Qualcuno parla di Happy End come di un seguito di Amour, anche per la presenza del grande Jean-Louis Trintignant. “Non sono così autoreferenziale – ribatte il 75enne Haneke – però Amour è un film fortemente legato alla mia vita privata e l’esperienza che me l’ha ispirato mi segna ancora, quindi l’ho voluta citare di nuovo”.
A proposito dei social media e della società digitale, uno dei bersagli dell’aspra critica alla disumanità contemporanea, spiega: “I social media fanno parte del mondo che è cambiato così tanto negli ultimi vent’anni, come mai prima nella storia dell’umanità, ma non credo che questo film sia diverso dagli altri miei lavori, a questo proposito, parlo sempre del comportamento umano e della comunicazione e spero che i social media non siano la cosa che si nota di più”. Quindi accetta di approfondire il concetto: “Siamo inondati di informazioni che però ci rendono sempre più sordi e ciechi.
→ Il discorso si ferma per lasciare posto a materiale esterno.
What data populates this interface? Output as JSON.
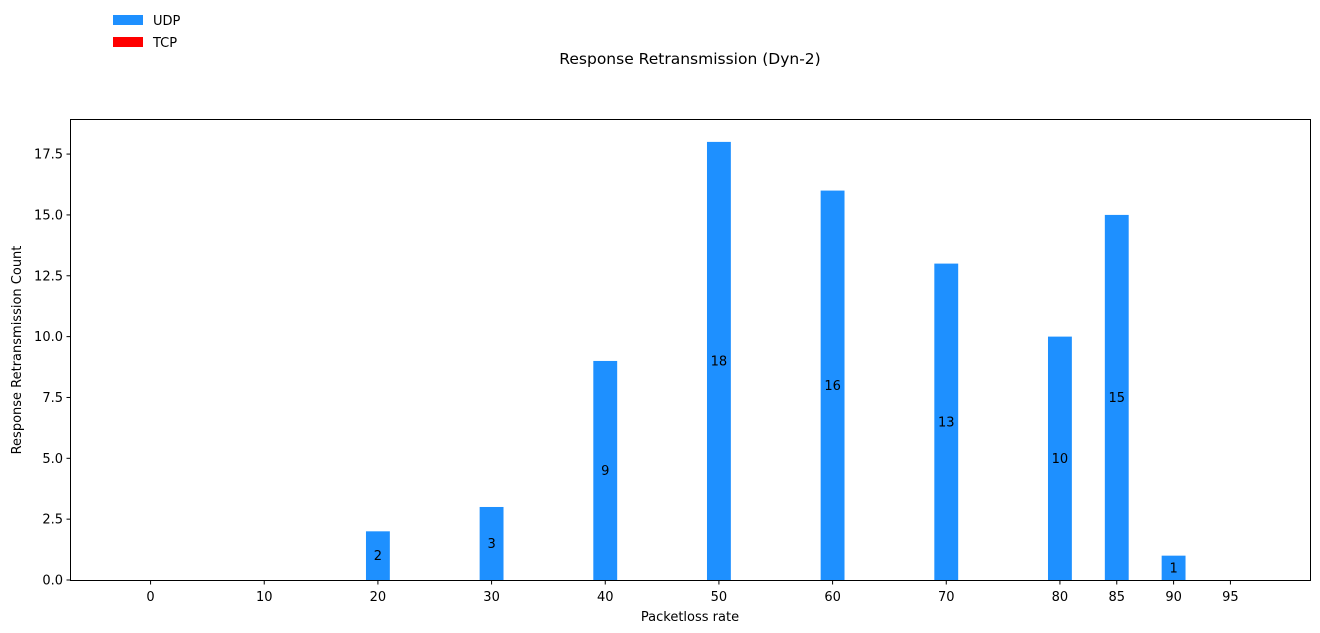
{
  "chart_data": {
    "type": "bar",
    "title": "Response Retransmission (Dyn-2)",
    "xlabel": "Packetloss rate",
    "ylabel": "Response Retransmission Count",
    "x_ticks": [
      "0",
      "10",
      "20",
      "30",
      "40",
      "50",
      "60",
      "70",
      "80",
      "85",
      "90",
      "95"
    ],
    "x_tick_values": [
      0,
      10,
      20,
      30,
      40,
      50,
      60,
      70,
      80,
      85,
      90,
      95
    ],
    "xlim": [
      -7,
      102
    ],
    "y_ticks": [
      "0.0",
      "2.5",
      "5.0",
      "7.5",
      "10.0",
      "12.5",
      "15.0",
      "17.5"
    ],
    "y_tick_values": [
      0,
      2.5,
      5,
      7.5,
      10,
      12.5,
      15,
      17.5
    ],
    "ylim": [
      0,
      18.9
    ],
    "grid": false,
    "legend_position": "top-left",
    "series": [
      {
        "name": "UDP",
        "color": "#1e90ff",
        "x": [
          0,
          10,
          20,
          30,
          40,
          50,
          60,
          70,
          80,
          85,
          90,
          95
        ],
        "values": [
          0,
          0,
          2,
          3,
          9,
          18,
          16,
          13,
          10,
          15,
          1,
          0
        ],
        "labels": [
          "",
          "",
          "2",
          "3",
          "9",
          "18",
          "16",
          "13",
          "10",
          "15",
          "1",
          ""
        ]
      },
      {
        "name": "TCP",
        "color": "#ff0000",
        "x": [
          0,
          10,
          20,
          30,
          40,
          50,
          60,
          70,
          80,
          85,
          90,
          95
        ],
        "values": [
          0,
          0,
          0,
          0,
          0,
          0,
          0,
          0,
          0,
          0,
          0,
          0
        ],
        "labels": [
          "",
          "",
          "",
          "",
          "",
          "",
          "",
          "",
          "",
          "",
          "",
          ""
        ]
      }
    ]
  }
}
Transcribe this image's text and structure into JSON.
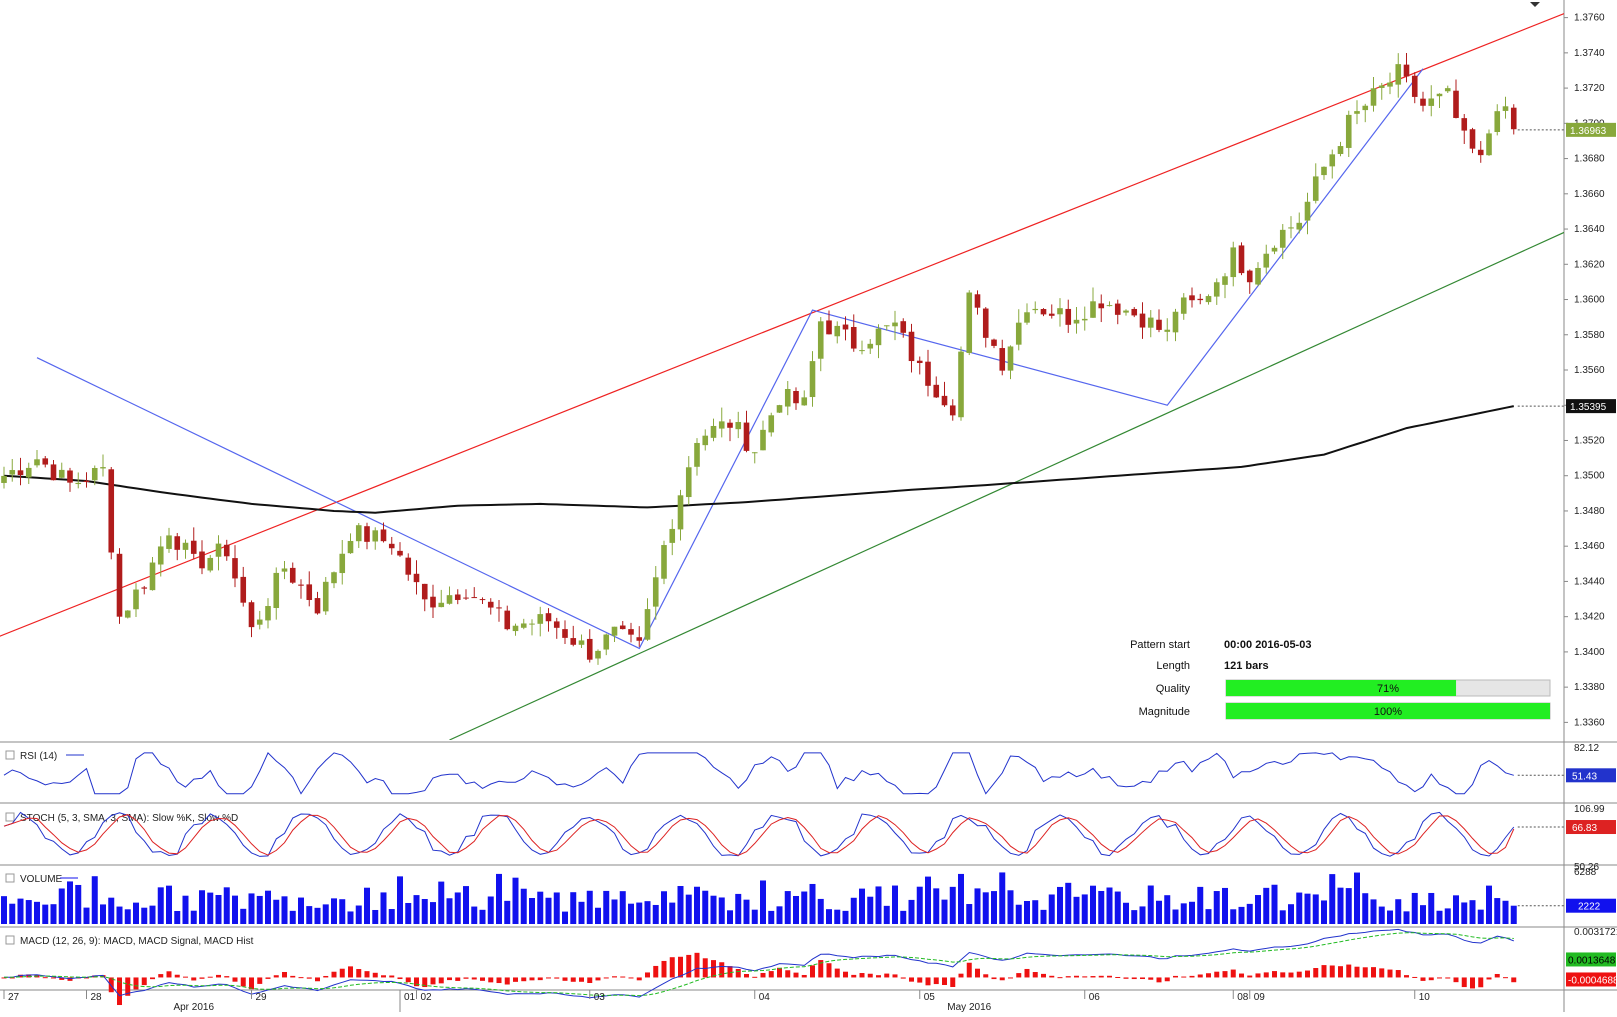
{
  "chart_data": [
    {
      "type": "candlestick",
      "panel": "price",
      "y_ticks": [
        "1.3360",
        "1.3380",
        "1.3400",
        "1.3420",
        "1.3440",
        "1.3460",
        "1.3480",
        "1.3500",
        "1.3520",
        "1.3540",
        "1.3560",
        "1.3580",
        "1.3600",
        "1.3620",
        "1.3640",
        "1.3660",
        "1.3680",
        "1.3700",
        "1.3720",
        "1.3740",
        "1.3760"
      ],
      "ylim": [
        1.335,
        1.377
      ],
      "last_price": "1.36963",
      "moving_average_last": "1.35395",
      "x_ticks": [
        {
          "label": "27",
          "bar": 0
        },
        {
          "label": "28",
          "bar": 10
        },
        {
          "label": "29",
          "bar": 30
        },
        {
          "label": "01",
          "bar": 48
        },
        {
          "label": "02",
          "bar": 50
        },
        {
          "label": "03",
          "bar": 71
        },
        {
          "label": "04",
          "bar": 91
        },
        {
          "label": "05",
          "bar": 111
        },
        {
          "label": "06",
          "bar": 131
        },
        {
          "label": "08",
          "bar": 149
        },
        {
          "label": "09",
          "bar": 151
        },
        {
          "label": "10",
          "bar": 171
        }
      ],
      "month_labels": [
        {
          "label": "Apr 2016",
          "bar": 23
        },
        {
          "label": "May 2016",
          "bar": 117
        }
      ],
      "anchors": [
        {
          "bar": 0,
          "price": 1.35
        },
        {
          "bar": 4,
          "price": 1.351
        },
        {
          "bar": 8,
          "price": 1.3495
        },
        {
          "bar": 12,
          "price": 1.3503
        },
        {
          "bar": 14,
          "price": 1.342
        },
        {
          "bar": 17,
          "price": 1.344
        },
        {
          "bar": 20,
          "price": 1.347
        },
        {
          "bar": 23,
          "price": 1.345
        },
        {
          "bar": 27,
          "price": 1.3458
        },
        {
          "bar": 30,
          "price": 1.3412
        },
        {
          "bar": 34,
          "price": 1.3448
        },
        {
          "bar": 38,
          "price": 1.3426
        },
        {
          "bar": 42,
          "price": 1.3468
        },
        {
          "bar": 47,
          "price": 1.3462
        },
        {
          "bar": 51,
          "price": 1.3428
        },
        {
          "bar": 56,
          "price": 1.3436
        },
        {
          "bar": 61,
          "price": 1.3415
        },
        {
          "bar": 66,
          "price": 1.3418
        },
        {
          "bar": 71,
          "price": 1.34
        },
        {
          "bar": 74,
          "price": 1.341
        },
        {
          "bar": 77,
          "price": 1.3402
        },
        {
          "bar": 80,
          "price": 1.346
        },
        {
          "bar": 84,
          "price": 1.3522
        },
        {
          "bar": 88,
          "price": 1.353
        },
        {
          "bar": 91,
          "price": 1.3515
        },
        {
          "bar": 94,
          "price": 1.3545
        },
        {
          "bar": 97,
          "price": 1.354
        },
        {
          "bar": 99,
          "price": 1.3588
        },
        {
          "bar": 103,
          "price": 1.3575
        },
        {
          "bar": 108,
          "price": 1.3585
        },
        {
          "bar": 111,
          "price": 1.356
        },
        {
          "bar": 115,
          "price": 1.354
        },
        {
          "bar": 117,
          "price": 1.36
        },
        {
          "bar": 121,
          "price": 1.3565
        },
        {
          "bar": 124,
          "price": 1.3598
        },
        {
          "bar": 129,
          "price": 1.359
        },
        {
          "bar": 133,
          "price": 1.36
        },
        {
          "bar": 138,
          "price": 1.359
        },
        {
          "bar": 141,
          "price": 1.358
        },
        {
          "bar": 142,
          "price": 1.3595
        },
        {
          "bar": 145,
          "price": 1.3598
        },
        {
          "bar": 149,
          "price": 1.3625
        },
        {
          "bar": 151,
          "price": 1.3615
        },
        {
          "bar": 154,
          "price": 1.3635
        },
        {
          "bar": 157,
          "price": 1.3645
        },
        {
          "bar": 160,
          "price": 1.3675
        },
        {
          "bar": 163,
          "price": 1.37
        },
        {
          "bar": 166,
          "price": 1.3715
        },
        {
          "bar": 169,
          "price": 1.3728
        },
        {
          "bar": 172,
          "price": 1.371
        },
        {
          "bar": 175,
          "price": 1.3715
        },
        {
          "bar": 177,
          "price": 1.369
        },
        {
          "bar": 179,
          "price": 1.3678
        },
        {
          "bar": 181,
          "price": 1.3712
        },
        {
          "bar": 183,
          "price": 1.3696
        }
      ],
      "ma_anchors": [
        {
          "bar": 0,
          "price": 1.35
        },
        {
          "bar": 10,
          "price": 1.3497
        },
        {
          "bar": 20,
          "price": 1.349
        },
        {
          "bar": 30,
          "price": 1.3484
        },
        {
          "bar": 40,
          "price": 1.348
        },
        {
          "bar": 45,
          "price": 1.3479
        },
        {
          "bar": 55,
          "price": 1.3483
        },
        {
          "bar": 65,
          "price": 1.3484
        },
        {
          "bar": 78,
          "price": 1.3482
        },
        {
          "bar": 90,
          "price": 1.3485
        },
        {
          "bar": 110,
          "price": 1.3492
        },
        {
          "bar": 120,
          "price": 1.3495
        },
        {
          "bar": 135,
          "price": 1.35
        },
        {
          "bar": 150,
          "price": 1.3505
        },
        {
          "bar": 160,
          "price": 1.3512
        },
        {
          "bar": 170,
          "price": 1.3527
        },
        {
          "bar": 183,
          "price": 1.35395
        }
      ],
      "pattern_lines": [
        {
          "name": "upper-channel",
          "color": "#ee2222",
          "points": [
            {
              "bar": -1,
              "price": 1.3408
            },
            {
              "bar": 190,
              "price": 1.3764
            }
          ]
        },
        {
          "name": "lower-channel",
          "color": "#338833",
          "points": [
            {
              "bar": 54,
              "price": 1.335
            },
            {
              "bar": 190,
              "price": 1.364
            }
          ]
        },
        {
          "name": "zigzag",
          "color": "#5566ee",
          "points": [
            {
              "bar": 4,
              "price": 1.3567
            },
            {
              "bar": 77,
              "price": 1.3402
            },
            {
              "bar": 98,
              "price": 1.3594
            },
            {
              "bar": 141,
              "price": 1.354
            },
            {
              "bar": 172,
              "price": 1.3731
            }
          ]
        }
      ],
      "pattern_info": {
        "pattern_start_label": "Pattern start",
        "pattern_start_value": "00:00 2016-05-03",
        "length_label": "Length",
        "length_value": "121 bars",
        "quality_label": "Quality",
        "quality_value": "71%",
        "quality_fraction": 0.71,
        "magnitude_label": "Magnitude",
        "magnitude_value": "100%",
        "magnitude_fraction": 1.0
      },
      "colors": {
        "up": "#88a83c",
        "down": "#b01c1c",
        "ma": "#111111",
        "last_price_badge": "#88a83c"
      }
    },
    {
      "type": "line",
      "panel": "rsi",
      "title": "RSI (14)",
      "ylim": [
        20,
        90
      ],
      "top_tick": "82.12",
      "last_value": "51.43",
      "color": "#2233cc"
    },
    {
      "type": "line",
      "panel": "stochastic",
      "title": "STOCH (5, 3, SMA, 3, SMA): Slow %K, Slow %D",
      "ylim": [
        -5,
        110
      ],
      "top_tick": "106.99",
      "mid_tick": "50.26",
      "last_value": "66.83",
      "k_color": "#2233cc",
      "d_color": "#dd2222"
    },
    {
      "type": "bar",
      "panel": "volume",
      "title": "VOLUME",
      "ylim": [
        0,
        6800
      ],
      "top_tick": "6288",
      "last_value": "2222",
      "color": "#1111ee"
    },
    {
      "type": "line",
      "panel": "macd",
      "title": "MACD (12, 26, 9): MACD, MACD Signal, MACD Hist",
      "ylim": [
        -0.0008,
        0.0036
      ],
      "top_tick": "0.0031721",
      "macd_last": "0.0013648",
      "hist_last": "-0.0004688",
      "macd_color": "#2233cc",
      "signal_color": "#22bb22",
      "hist_color": "#ee1111"
    }
  ]
}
Abbiamo l’illusione di essere informati, ma non sappiamo niente. Un tempo un contadino conosceva il suo villaggio e questo gli bastava, oggi, lo stesso contadino ha la parabola e il computer e pensa di essere connesso al mondo, ma tutte quelle informazioni lo toccano solo in superficie, non sono la realtà, sono solo un’illusione”.
Isabelle Huppert, che grazie a La pianista ha avuto qui a Cannes il premio per l’interpretazione femminile, parla del loro rapporto speciale: “Mi chiese di fare Funny Games, ma non potevo, poi è arrivato La pianista e da allora abbiamo continuato a lavorare insieme. Il suo cinema è molto vario, ci sono film intimi, film più politici come questo, altri di taglio storico come Il nastro bianco. Nel suo modo di lavorare c’è una grande precisione a partire dalla sceneggiatura e questo, al contrario di quello che si pensa, rende più liberi gli attori”.